Übergabevertrag

Auch: Überlassungsvertrag · Hofübergabevertrag

Ein Übergabevertrag ist ein Vertrag, mit dem Eltern oder andere Eigentümer eine Immobilie zu Lebzeiten auf einen Nachfolger übertragen – meist im Rahmen der vorweggenommenen Erbfolge oder als Schenkung. Anders als beim Kaufvertrag steht dabei nicht der Kaufpreis im Vordergrund, sondern Gegenleistungen wie Wohnrecht, Nießbrauch, Pflegeverpflichtungen oder Rentenzahlungen zugunsten des Übergebers.

Ausführliche Erklärung

Der Übergabevertrag dient typischerweise der Regelung der Vermögensnachfolge außerhalb des Erbfalls: Eltern übertragen Haus, Wohnung oder landwirtschaftlichen Betrieb bereits zu Lebzeiten auf ein Kind, um Erbstreitigkeiten vorzubeugen, Pflegesicherheit zu schaffen oder steuerliche Freibeträge (die alle zehn Jahre neu genutzt werden können) auszuschöpfen. Da hierbei das Eigentum an einem Grundstück übertragen wird, bedarf der Vertrag zwingend der notariellen Beurkundung (§ 311b Abs. 1 BGB); ohne diese Form geschlossene Verträge werden erst durch Auflassung und Grundbucheintragung wirksam (§ 311b Abs. 1 Satz 2 BGB).

Inhaltlich enthält ein Übergabevertrag regelmäßig:

  • die eigentliche Eigentumsübertragung (Auflassung, § 873 BGB, und Eintragungsbewilligung),
  • Rückforderungsrechte des Übergebers, etwa bei Vorversterben des Übernehmers, grober Undankbarkeit oder Verstoß gegen Verwertungsverbote,
  • Gegenleistungen wie ein lebenslanges Wohnrecht oder Nießbrauch, Pflege- und Unterhaltsverpflichtungen sowie Ausgleichszahlungen an weichende Erben,
  • Anrechnungs- und Pflichtteilsergänzungsklauseln, die spätere Streitigkeiten unter den Erben vermeiden sollen.

Steuerlich wird der Übergabevertrag in der Regel als (teil-)unentgeltliche Zuwendung behandelt und unterliegt der Schenkungsteuer, soweit der Wert der Immobilie die Gegenleistungen und persönlichen Freibeträge übersteigt; Grunderwerbsteuer fällt bei Übertragungen zwischen Eltern und Kindern in gerader Linie regelmäßig nicht an.

Beispiel aus der Praxis

Ein Ehepaar überträgt sein Einfamilienhaus per notariellem Übergabevertrag auf die Tochter.
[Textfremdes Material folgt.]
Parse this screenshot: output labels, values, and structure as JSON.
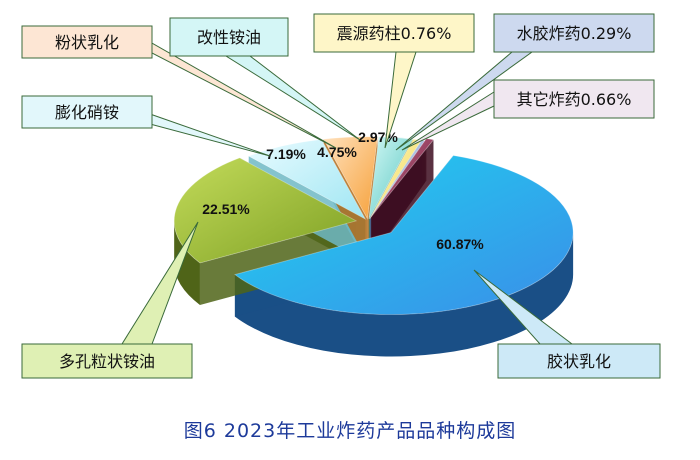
{
  "chart_data": {
    "type": "pie",
    "caption": "图6 2023年工业炸药产品品种构成图",
    "slices": [
      {
        "name": "胶状乳化",
        "value": 60.87,
        "label": "60.87%",
        "colors": [
          "#1fd3f0",
          "#3a8ee8",
          "#1a4f86"
        ]
      },
      {
        "name": "多孔粒状铵油",
        "value": 22.51,
        "label": "22.51%",
        "colors": [
          "#c3db5a",
          "#7ea024",
          "#4f6418"
        ]
      },
      {
        "name": "膨化硝铵",
        "value": 7.19,
        "label": "7.19%",
        "colors": [
          "#e9fbff",
          "#9fe6f3",
          "#6fb9c4"
        ]
      },
      {
        "name": "粉状乳化",
        "value": 4.75,
        "label": "4.75%",
        "colors": [
          "#ffe1bd",
          "#f6a13a",
          "#b06a18"
        ]
      },
      {
        "name": "改性铵油",
        "value": 2.97,
        "label": "2.97%",
        "colors": [
          "#d2f8f5",
          "#56c5c0",
          "#2f8a86"
        ]
      },
      {
        "name": "震源药柱",
        "value": 0.76,
        "label": "震源药柱0.76%",
        "colors": [
          "#fff8c8",
          "#f1d64c",
          "#a88a18"
        ]
      },
      {
        "name": "水胶炸药",
        "value": 0.29,
        "label": "水胶炸药0.29%",
        "colors": [
          "#d6e2f6",
          "#7f9ccc",
          "#47608c"
        ]
      },
      {
        "name": "其它炸药",
        "value": 0.66,
        "label": "其它炸药0.66%",
        "colors": [
          "#c46a8c",
          "#6f1e3c",
          "#3d0d20"
        ]
      }
    ]
  }
}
Im Gegenzug behalten sich die Eltern ein lebenslanges Wohnrecht an der Einliegerwohnung vor und vereinbaren, dass die Tochter im Pflegefall die Betreuung übernimmt. Für den Fall, dass die Tochter vor den Eltern verstirbt oder das Haus ohne Zustimmung verkauft, wird ein Rückforderungsrecht der Eltern im Grundbuch abgesichert.

Rechtsgrundlage

  • § 311b Abs. 1 BGB – Notarielle Beurkundungspflicht für Verträge über die Übertragung von Grundstückseigentum.
  • § 873 BGB – Einigung (Auflassung) und Eintragung als Voraussetzung des Eigentumsübergangs.